Hoy es un día para reconocer las desigualdades que enfrentan las mujeres en las esferas económica, política, social y cultural. No es el momento para celebrar, sino para conmemorar la fecha en honor a la lucha que las mujeres emprendieron desde aquel 8 de marzo de 1908.
El panorama en el Caribe colombiano, no es menos importante. En este territorio conviven mujeres dedicadas a la política, a la defensa de los Derechos Humanos, fueron víctimas del conflicto, entre otras facetas, que hoy las tienen más firmes que nunca, con la convicción de alcanzar los espacios por los que durante años han luchado.
Aquel 8 de marzo de 1908, 129 obreras textiles fueron quemadas vivas en la fábrica de Cotton (New York) en un incendio provocado por su empleador, reclamaban jornadas de 8 horas, que no se trabajara los domingos e igual salario por igual tarea.
Conmemorando ese hecho en 1910, en la segunda Conferencia de Mujeres Socialistas, Clara Zetkin, propuso el 8 de marzo como día internacional para reivindicar los derechos de las mujeres.

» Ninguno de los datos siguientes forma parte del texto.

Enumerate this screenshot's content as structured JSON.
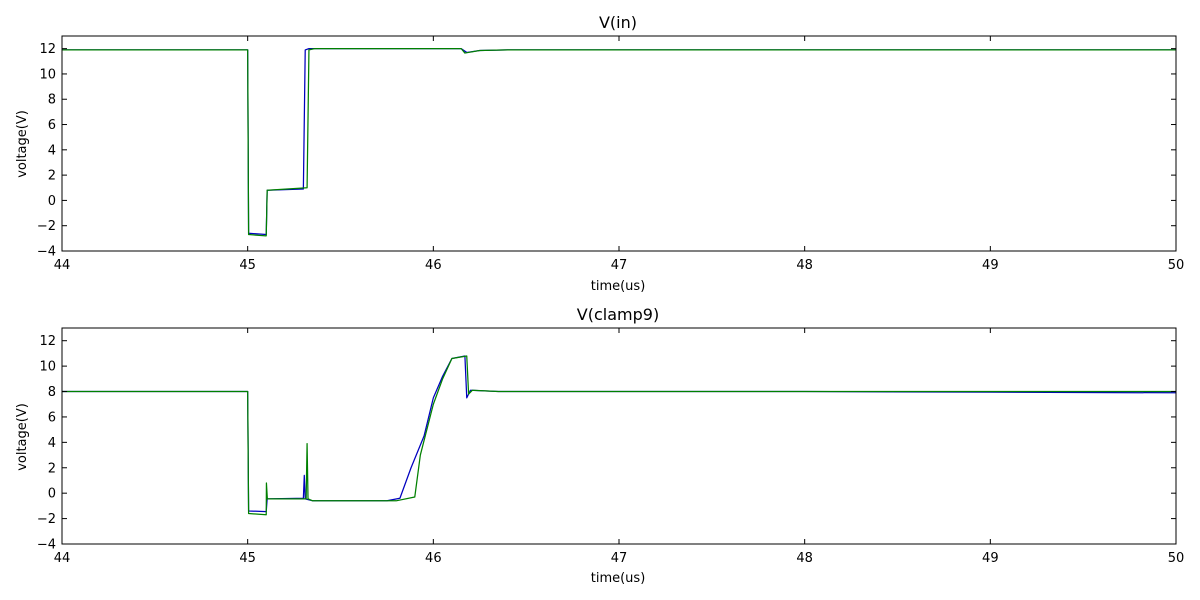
{
  "chart_data": [
    {
      "type": "line",
      "title": "V(in)",
      "xlabel": "time(us)",
      "ylabel": "voltage(V)",
      "xlim": [
        44,
        50
      ],
      "ylim": [
        -4,
        13
      ],
      "xticks": [
        44,
        45,
        46,
        47,
        48,
        49,
        50
      ],
      "yticks": [
        -4,
        -2,
        0,
        2,
        4,
        6,
        8,
        10,
        12
      ],
      "grid": false,
      "series": [
        {
          "color": "#0000bf",
          "points": [
            [
              44,
              11.9
            ],
            [
              45.0,
              11.9
            ],
            [
              45.005,
              -2.6
            ],
            [
              45.1,
              -2.7
            ],
            [
              45.105,
              0.8
            ],
            [
              45.3,
              0.9
            ],
            [
              45.31,
              11.9
            ],
            [
              45.33,
              12.0
            ],
            [
              45.9,
              12.0
            ],
            [
              46.15,
              12.0
            ],
            [
              46.18,
              11.7
            ],
            [
              46.25,
              11.85
            ],
            [
              46.4,
              11.9
            ],
            [
              50,
              11.9
            ]
          ]
        },
        {
          "color": "#008000",
          "points": [
            [
              44,
              11.9
            ],
            [
              45.0,
              11.9
            ],
            [
              45.005,
              -2.7
            ],
            [
              45.1,
              -2.8
            ],
            [
              45.105,
              0.8
            ],
            [
              45.32,
              1.0
            ],
            [
              45.33,
              11.9
            ],
            [
              45.36,
              12.0
            ],
            [
              45.9,
              12.0
            ],
            [
              46.15,
              12.0
            ],
            [
              46.17,
              11.65
            ],
            [
              46.25,
              11.85
            ],
            [
              46.4,
              11.9
            ],
            [
              50,
              11.9
            ]
          ]
        }
      ]
    },
    {
      "type": "line",
      "title": "V(clamp9)",
      "xlabel": "time(us)",
      "ylabel": "voltage(V)",
      "xlim": [
        44,
        50
      ],
      "ylim": [
        -4,
        13
      ],
      "xticks": [
        44,
        45,
        46,
        47,
        48,
        49,
        50
      ],
      "yticks": [
        -4,
        -2,
        0,
        2,
        4,
        6,
        8,
        10,
        12
      ],
      "grid": false,
      "series": [
        {
          "color": "#0000bf",
          "points": [
            [
              44,
              8.0
            ],
            [
              45.0,
              8.0
            ],
            [
              45.005,
              -1.4
            ],
            [
              45.1,
              -1.45
            ],
            [
              45.105,
              -0.45
            ],
            [
              45.3,
              -0.4
            ],
            [
              45.305,
              1.4
            ],
            [
              45.31,
              -0.45
            ],
            [
              45.35,
              -0.6
            ],
            [
              45.6,
              -0.6
            ],
            [
              45.75,
              -0.6
            ],
            [
              45.82,
              -0.4
            ],
            [
              45.88,
              2.0
            ],
            [
              45.95,
              4.5
            ],
            [
              46.0,
              7.5
            ],
            [
              46.05,
              9.2
            ],
            [
              46.1,
              10.6
            ],
            [
              46.17,
              10.8
            ],
            [
              46.18,
              7.5
            ],
            [
              46.2,
              8.1
            ],
            [
              46.35,
              8.0
            ],
            [
              47.0,
              8.0
            ],
            [
              48.0,
              8.0
            ],
            [
              49.0,
              7.95
            ],
            [
              50,
              7.9
            ]
          ]
        },
        {
          "color": "#008000",
          "points": [
            [
              44,
              8.0
            ],
            [
              45.0,
              8.0
            ],
            [
              45.005,
              -1.6
            ],
            [
              45.1,
              -1.7
            ],
            [
              45.101,
              0.8
            ],
            [
              45.106,
              -0.45
            ],
            [
              45.3,
              -0.45
            ],
            [
              45.315,
              -0.45
            ],
            [
              45.32,
              3.9
            ],
            [
              45.325,
              -0.45
            ],
            [
              45.35,
              -0.6
            ],
            [
              45.6,
              -0.6
            ],
            [
              45.8,
              -0.6
            ],
            [
              45.9,
              -0.3
            ],
            [
              45.93,
              3.0
            ],
            [
              46.0,
              7.0
            ],
            [
              46.05,
              9.0
            ],
            [
              46.1,
              10.6
            ],
            [
              46.18,
              10.8
            ],
            [
              46.19,
              7.8
            ],
            [
              46.21,
              8.1
            ],
            [
              46.35,
              8.0
            ],
            [
              47.0,
              8.0
            ],
            [
              48.0,
              8.0
            ],
            [
              49.0,
              8.0
            ],
            [
              50,
              8.0
            ]
          ]
        }
      ]
    }
  ]
}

Desde un enfoque de derechos humanos, es un día para reconocer las desigualdades que enfrentan las mujeres en las esferas económica, política, social y cultural. Es una fecha para reconocer a las mujeres, sus aportes a la vida económica, social, cultural y política.
«No es una celebración» puesto que surge de un crimen: el asesinato de las obreras de una fábrica textil, quienes exigían derechos laborales mediante una huelga pacífica (new york 1908). No banalicemos el verdadero sentido de esta conmemoración que es: «el acceso y ejercicio pleno de las mujeres a todos los derechos, a la igualdad, no discriminación y a una vida libre de violencia».